In all these priority areas, countries with limited resources will need more support, she added.
“Many emerging markets and low-income nations have weaker health systems to begin with. They are facing record-high portfolio outflows—more than $100 billion in just the past two months. Many can cover only a portion of their external financing needs, which are estimated to be in the trillions of dollars; and some may face an unsustainable debt burden.
“The encouraging news is that so many countries have deployed extraordinary policy measures—including fiscal actions amounting to about $8 trillion and liquidity injections by central banks amounting to over $6 trillion. And yes, there has been substantial coordination. But given the gravity of the crisis, significant further efforts will be needed,” Ms.

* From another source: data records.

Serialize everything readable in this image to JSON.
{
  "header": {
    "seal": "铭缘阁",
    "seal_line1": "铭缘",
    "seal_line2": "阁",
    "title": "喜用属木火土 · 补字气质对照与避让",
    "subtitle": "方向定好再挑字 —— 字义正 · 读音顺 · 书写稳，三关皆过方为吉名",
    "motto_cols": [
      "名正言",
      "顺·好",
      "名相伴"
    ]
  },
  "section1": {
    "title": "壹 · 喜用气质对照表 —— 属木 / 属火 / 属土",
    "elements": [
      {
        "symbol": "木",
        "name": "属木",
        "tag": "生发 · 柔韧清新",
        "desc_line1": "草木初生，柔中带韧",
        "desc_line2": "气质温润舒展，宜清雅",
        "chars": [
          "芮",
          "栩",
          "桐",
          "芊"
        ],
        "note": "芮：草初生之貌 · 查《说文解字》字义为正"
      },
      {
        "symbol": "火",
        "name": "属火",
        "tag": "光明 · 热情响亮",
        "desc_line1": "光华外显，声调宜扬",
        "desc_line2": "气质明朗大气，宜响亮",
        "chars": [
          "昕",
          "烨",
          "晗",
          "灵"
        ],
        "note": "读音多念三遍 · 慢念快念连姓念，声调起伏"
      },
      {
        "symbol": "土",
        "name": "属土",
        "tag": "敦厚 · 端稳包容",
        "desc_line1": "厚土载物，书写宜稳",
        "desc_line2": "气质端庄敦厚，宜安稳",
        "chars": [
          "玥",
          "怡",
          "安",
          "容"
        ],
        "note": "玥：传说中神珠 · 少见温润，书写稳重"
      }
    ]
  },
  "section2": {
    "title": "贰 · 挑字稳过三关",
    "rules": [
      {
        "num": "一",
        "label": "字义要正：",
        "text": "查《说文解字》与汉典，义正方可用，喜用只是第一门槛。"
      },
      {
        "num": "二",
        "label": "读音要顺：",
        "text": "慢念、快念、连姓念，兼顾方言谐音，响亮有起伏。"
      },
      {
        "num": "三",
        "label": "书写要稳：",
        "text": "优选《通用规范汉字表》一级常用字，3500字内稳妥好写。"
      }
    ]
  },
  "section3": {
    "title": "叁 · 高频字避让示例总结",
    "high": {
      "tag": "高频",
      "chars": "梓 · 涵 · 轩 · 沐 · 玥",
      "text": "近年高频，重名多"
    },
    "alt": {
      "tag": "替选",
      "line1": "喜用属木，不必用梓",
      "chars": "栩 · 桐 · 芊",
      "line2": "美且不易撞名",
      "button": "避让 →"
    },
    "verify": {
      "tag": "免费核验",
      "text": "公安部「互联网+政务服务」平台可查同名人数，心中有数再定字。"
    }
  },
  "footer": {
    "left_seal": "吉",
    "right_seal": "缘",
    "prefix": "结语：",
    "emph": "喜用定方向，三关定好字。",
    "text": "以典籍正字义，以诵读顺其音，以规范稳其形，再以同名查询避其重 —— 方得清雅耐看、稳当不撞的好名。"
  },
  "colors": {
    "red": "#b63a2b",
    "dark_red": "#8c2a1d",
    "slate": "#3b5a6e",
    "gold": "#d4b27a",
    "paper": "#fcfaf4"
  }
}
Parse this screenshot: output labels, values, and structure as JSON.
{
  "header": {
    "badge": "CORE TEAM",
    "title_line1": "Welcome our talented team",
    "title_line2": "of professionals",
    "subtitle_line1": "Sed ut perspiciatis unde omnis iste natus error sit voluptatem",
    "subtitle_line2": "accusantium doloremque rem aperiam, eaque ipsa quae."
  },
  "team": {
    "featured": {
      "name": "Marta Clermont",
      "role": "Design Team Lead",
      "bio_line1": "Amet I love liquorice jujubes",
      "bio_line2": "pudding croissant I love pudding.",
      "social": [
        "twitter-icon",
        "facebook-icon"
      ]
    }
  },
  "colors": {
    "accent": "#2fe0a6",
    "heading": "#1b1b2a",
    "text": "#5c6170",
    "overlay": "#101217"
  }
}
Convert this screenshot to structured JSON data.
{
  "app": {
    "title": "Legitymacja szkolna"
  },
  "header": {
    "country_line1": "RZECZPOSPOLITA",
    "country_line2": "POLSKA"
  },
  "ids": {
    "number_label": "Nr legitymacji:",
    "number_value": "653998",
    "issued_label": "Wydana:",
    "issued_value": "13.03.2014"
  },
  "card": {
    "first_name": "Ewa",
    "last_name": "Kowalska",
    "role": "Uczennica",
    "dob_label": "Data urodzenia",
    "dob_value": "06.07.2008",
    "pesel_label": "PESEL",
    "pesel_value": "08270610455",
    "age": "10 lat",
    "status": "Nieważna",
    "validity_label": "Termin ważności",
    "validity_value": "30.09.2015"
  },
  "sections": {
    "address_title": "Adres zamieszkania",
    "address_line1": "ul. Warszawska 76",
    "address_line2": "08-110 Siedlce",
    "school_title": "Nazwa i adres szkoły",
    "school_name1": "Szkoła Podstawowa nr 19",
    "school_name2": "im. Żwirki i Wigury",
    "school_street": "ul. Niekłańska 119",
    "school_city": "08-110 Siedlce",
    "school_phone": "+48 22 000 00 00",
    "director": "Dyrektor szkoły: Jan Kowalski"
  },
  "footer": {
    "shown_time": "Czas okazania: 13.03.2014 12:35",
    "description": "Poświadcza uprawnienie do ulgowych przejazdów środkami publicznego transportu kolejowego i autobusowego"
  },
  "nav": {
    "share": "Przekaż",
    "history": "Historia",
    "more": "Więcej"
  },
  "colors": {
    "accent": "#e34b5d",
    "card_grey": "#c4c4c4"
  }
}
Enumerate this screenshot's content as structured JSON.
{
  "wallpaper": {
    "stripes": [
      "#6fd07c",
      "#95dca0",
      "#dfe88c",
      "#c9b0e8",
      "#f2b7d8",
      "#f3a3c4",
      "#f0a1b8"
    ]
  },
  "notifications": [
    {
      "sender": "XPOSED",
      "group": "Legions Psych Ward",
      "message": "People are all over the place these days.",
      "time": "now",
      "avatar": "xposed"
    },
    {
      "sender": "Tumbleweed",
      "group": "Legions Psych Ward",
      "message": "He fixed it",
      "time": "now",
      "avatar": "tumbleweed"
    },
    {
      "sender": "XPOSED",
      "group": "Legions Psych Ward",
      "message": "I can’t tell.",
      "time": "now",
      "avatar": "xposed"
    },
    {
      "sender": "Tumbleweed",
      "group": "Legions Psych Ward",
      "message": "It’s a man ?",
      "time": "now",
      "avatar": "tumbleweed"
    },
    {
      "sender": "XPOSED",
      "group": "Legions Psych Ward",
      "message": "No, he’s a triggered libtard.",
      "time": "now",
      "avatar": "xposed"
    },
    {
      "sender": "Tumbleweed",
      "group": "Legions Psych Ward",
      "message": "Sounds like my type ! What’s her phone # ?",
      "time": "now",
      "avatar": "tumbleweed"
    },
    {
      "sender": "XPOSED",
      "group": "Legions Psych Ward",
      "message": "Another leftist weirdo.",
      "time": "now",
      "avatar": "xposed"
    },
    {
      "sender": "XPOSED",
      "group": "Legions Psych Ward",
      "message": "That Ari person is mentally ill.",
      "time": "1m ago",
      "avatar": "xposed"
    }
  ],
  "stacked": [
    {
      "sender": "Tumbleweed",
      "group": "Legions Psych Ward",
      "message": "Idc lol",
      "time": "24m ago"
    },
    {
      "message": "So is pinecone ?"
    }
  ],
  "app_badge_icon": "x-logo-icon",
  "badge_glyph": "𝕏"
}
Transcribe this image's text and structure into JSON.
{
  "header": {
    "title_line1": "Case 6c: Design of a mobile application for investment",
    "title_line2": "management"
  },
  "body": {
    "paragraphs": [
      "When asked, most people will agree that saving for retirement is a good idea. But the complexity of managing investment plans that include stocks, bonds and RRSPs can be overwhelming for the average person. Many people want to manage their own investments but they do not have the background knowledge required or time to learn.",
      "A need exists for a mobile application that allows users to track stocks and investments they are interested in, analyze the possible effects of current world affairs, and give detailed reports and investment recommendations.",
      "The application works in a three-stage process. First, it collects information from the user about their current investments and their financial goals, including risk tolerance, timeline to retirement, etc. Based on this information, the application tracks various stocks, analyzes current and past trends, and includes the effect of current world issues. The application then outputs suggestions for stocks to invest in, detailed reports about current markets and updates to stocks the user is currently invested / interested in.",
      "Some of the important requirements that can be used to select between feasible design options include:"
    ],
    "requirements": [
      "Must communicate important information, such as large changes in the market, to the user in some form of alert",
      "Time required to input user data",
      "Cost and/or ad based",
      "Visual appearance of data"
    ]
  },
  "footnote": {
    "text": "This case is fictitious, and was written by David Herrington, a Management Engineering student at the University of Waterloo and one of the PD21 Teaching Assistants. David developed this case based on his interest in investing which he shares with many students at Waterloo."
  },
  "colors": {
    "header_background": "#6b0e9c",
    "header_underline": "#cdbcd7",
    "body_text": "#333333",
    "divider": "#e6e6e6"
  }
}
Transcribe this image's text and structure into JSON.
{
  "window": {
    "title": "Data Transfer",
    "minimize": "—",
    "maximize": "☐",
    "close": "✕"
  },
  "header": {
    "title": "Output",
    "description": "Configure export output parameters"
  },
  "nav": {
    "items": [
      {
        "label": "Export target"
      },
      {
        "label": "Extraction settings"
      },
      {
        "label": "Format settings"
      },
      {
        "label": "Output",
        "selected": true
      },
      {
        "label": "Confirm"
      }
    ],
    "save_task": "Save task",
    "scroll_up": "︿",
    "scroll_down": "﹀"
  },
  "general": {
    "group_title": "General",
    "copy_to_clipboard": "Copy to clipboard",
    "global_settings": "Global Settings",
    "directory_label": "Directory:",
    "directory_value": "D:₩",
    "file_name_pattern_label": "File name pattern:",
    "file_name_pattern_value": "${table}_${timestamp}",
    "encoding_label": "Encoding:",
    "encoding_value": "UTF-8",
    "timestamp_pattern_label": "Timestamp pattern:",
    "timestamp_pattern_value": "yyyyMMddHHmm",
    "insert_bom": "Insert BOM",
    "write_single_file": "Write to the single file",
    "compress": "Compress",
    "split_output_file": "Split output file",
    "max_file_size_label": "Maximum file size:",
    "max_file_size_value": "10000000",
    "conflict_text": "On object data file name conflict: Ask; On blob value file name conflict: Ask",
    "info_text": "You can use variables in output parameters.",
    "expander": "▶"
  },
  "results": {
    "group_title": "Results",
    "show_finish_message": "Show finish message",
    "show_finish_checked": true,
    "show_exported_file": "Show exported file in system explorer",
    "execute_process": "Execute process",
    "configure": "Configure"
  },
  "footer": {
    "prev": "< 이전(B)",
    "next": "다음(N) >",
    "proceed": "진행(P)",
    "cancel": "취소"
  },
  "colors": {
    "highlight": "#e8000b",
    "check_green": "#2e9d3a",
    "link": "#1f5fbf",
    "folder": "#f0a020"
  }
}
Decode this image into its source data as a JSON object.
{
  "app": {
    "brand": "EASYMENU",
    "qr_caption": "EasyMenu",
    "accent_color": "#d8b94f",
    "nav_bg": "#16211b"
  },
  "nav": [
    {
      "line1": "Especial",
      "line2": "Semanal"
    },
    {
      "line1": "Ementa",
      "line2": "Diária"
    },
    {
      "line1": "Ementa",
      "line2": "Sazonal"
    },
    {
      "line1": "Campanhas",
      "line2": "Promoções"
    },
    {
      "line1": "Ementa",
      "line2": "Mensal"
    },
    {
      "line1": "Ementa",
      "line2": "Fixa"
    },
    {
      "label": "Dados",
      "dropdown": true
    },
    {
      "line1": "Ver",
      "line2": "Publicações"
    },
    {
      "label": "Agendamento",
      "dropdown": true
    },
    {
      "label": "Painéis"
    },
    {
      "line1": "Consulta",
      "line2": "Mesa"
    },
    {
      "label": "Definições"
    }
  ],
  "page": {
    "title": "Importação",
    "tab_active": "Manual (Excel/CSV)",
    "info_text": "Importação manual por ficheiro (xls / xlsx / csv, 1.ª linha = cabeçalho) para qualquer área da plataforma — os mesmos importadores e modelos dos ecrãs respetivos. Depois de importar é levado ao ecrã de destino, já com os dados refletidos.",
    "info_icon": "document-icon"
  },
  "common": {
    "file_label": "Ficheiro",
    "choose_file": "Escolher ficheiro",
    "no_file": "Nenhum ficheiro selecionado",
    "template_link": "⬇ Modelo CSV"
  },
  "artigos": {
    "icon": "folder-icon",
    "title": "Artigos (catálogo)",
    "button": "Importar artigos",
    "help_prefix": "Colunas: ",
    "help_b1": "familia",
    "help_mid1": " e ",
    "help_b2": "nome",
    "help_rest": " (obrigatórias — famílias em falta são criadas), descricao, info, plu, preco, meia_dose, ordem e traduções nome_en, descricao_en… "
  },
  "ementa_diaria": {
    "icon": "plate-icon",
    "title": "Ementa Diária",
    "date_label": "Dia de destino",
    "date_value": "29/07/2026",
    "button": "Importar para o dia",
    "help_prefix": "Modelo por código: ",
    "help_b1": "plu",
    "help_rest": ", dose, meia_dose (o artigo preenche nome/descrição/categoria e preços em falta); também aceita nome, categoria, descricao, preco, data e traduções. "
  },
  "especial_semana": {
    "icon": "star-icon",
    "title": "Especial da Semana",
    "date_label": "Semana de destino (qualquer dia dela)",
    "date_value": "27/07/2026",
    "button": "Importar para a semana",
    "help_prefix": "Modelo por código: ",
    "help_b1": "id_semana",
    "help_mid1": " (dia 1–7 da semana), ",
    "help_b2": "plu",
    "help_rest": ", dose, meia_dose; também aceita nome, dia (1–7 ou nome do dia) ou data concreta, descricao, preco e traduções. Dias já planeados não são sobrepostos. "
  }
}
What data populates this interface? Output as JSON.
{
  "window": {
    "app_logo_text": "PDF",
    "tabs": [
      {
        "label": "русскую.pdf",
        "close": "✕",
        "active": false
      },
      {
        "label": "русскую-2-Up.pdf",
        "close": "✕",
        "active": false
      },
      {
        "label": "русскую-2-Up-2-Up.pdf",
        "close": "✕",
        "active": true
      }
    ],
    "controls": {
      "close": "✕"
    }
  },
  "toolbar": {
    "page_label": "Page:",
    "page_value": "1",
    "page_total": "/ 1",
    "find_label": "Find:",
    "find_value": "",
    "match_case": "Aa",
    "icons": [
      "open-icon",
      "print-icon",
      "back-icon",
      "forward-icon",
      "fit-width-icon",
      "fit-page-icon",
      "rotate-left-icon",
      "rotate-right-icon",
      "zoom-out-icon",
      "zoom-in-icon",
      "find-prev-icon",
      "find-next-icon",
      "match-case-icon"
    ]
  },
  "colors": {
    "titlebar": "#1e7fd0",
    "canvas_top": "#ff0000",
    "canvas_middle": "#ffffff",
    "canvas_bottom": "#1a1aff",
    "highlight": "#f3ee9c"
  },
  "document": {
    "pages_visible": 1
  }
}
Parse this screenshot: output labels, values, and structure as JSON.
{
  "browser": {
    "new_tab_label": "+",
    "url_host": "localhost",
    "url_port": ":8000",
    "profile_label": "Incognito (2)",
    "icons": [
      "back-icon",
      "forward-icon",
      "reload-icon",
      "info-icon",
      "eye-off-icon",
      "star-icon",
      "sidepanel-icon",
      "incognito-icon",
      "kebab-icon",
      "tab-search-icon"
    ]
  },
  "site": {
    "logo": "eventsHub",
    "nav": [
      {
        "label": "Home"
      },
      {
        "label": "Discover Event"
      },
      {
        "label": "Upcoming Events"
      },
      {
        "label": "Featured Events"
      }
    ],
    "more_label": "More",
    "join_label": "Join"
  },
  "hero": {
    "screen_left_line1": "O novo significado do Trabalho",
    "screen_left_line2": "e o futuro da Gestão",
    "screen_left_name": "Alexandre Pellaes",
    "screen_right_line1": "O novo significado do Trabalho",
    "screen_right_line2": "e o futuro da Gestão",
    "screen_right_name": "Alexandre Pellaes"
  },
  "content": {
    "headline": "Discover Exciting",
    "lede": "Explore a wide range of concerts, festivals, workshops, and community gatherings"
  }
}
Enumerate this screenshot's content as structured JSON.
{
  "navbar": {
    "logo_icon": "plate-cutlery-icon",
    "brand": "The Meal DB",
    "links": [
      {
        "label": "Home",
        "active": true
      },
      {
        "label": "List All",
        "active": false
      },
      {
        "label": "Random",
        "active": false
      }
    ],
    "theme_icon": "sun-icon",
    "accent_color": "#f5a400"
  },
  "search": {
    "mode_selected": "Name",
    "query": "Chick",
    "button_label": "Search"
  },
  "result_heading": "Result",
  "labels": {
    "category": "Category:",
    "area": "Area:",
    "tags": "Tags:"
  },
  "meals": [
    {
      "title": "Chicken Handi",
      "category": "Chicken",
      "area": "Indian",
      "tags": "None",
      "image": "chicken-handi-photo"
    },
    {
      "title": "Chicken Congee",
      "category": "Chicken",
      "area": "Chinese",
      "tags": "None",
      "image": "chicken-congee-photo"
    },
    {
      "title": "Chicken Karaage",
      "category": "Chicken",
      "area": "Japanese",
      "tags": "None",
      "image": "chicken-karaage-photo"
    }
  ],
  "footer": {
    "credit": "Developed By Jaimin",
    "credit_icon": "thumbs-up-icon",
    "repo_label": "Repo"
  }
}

Georgieva said.
She called on the international community to step up efforts to help the most vulnerable countries by providing increased funding as well as debt service relief—thereby creating space for spending on urgent health needs and mitigating the economic impact of the crisis.
She said the IMF, with $1 trillion in lending capacity, is responding to an unprecedented number of calls for emergency financing—from more than 100 countries.
“We have just doubled access to our emergency facilities, which will allow us to meet the expected demand of about $100 billion in financing. Lending programs have already been approved at record speed for over 20 countries, with many more to come,” she said.
“We have revamped our Catastrophe Containment and Relief Trust to provide immediate debt relief on IMF obligations to low-income countries affected by the crisis. Our Executive Board has just approved assistance to 25countries.
“We are now working with donors to almost triple the CCRT from $500 million to $1.4 billion to extend the duration of relief. And together with the G20,the World Bank and many others, we are calling for a standstill of debt service to official bilateral creditors for the world’s poorest countries,” Ms. Georgieva added, before concluding, “this too shall pass“.
“In this time of crisis, we must remember that this too shall pass. We will get through this. How well and quickly we get through it depends on us acting now—and acting together.”
Simon Ateba is a journalist based in Washington, District of Columbia.